In the short, a Lefty-esque glove (this one has five fingers) attacks a woman innocently hoping to cook a family meal. Similar to the brand’s actual advertisements, the Helping Hand knockoff magically manifests to provide assistance but instead attacks the woman. A milkman, performed by Raimi, happens by the scene and ends up with a knife in his back. In the six-minute film’s finale, the woman traps the glove in a blender and destroys it. “Now for dinner,” she sighs and pulls a tube of frozen biscuits out of her freezer, summoning a menacing Pillsbury Doughboy.
The brand has been spoofed many times, like this Jay Leno faux-commercial and a similar NSFW MadTV segment. Helper even became an early entrant in the irreverent Twitter brand craze but has been mostly silent on the platform since early 2020.

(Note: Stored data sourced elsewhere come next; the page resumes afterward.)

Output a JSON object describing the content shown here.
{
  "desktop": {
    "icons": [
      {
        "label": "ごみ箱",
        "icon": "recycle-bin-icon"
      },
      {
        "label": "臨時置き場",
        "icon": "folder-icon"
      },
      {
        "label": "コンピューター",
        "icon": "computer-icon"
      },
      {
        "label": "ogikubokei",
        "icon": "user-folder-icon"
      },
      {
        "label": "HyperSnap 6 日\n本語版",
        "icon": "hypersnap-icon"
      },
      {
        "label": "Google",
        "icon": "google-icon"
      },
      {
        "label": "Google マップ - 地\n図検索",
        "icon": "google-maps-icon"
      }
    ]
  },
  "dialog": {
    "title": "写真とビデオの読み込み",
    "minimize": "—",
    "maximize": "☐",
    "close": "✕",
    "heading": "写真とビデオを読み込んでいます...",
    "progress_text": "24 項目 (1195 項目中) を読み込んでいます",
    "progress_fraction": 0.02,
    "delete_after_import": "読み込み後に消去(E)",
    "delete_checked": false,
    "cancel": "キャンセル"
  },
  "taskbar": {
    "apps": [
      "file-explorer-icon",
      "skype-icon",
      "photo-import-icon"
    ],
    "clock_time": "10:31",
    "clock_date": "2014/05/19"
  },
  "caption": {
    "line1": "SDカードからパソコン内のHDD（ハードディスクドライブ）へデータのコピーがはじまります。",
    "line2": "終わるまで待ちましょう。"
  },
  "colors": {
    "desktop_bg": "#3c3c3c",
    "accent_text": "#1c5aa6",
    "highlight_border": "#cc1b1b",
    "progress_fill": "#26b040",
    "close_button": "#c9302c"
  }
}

Over the years, Hamburger Helper has woven in and out of fashion and General Mills has, each time, responded in its marketing, like Lefty’s invention in the ‘70s or reports from the early ‘00s of increased ad spending after falls in sales.
General Mills declined to respond to inquiries concerning the rumored deal or which agency or agencies currently help Helper. The Helpful Hand has been M.I.A. as of late and insiders said earlier this month that the company hopes to raise $3 billion by selling off Hamburger Helper and other legacy brands.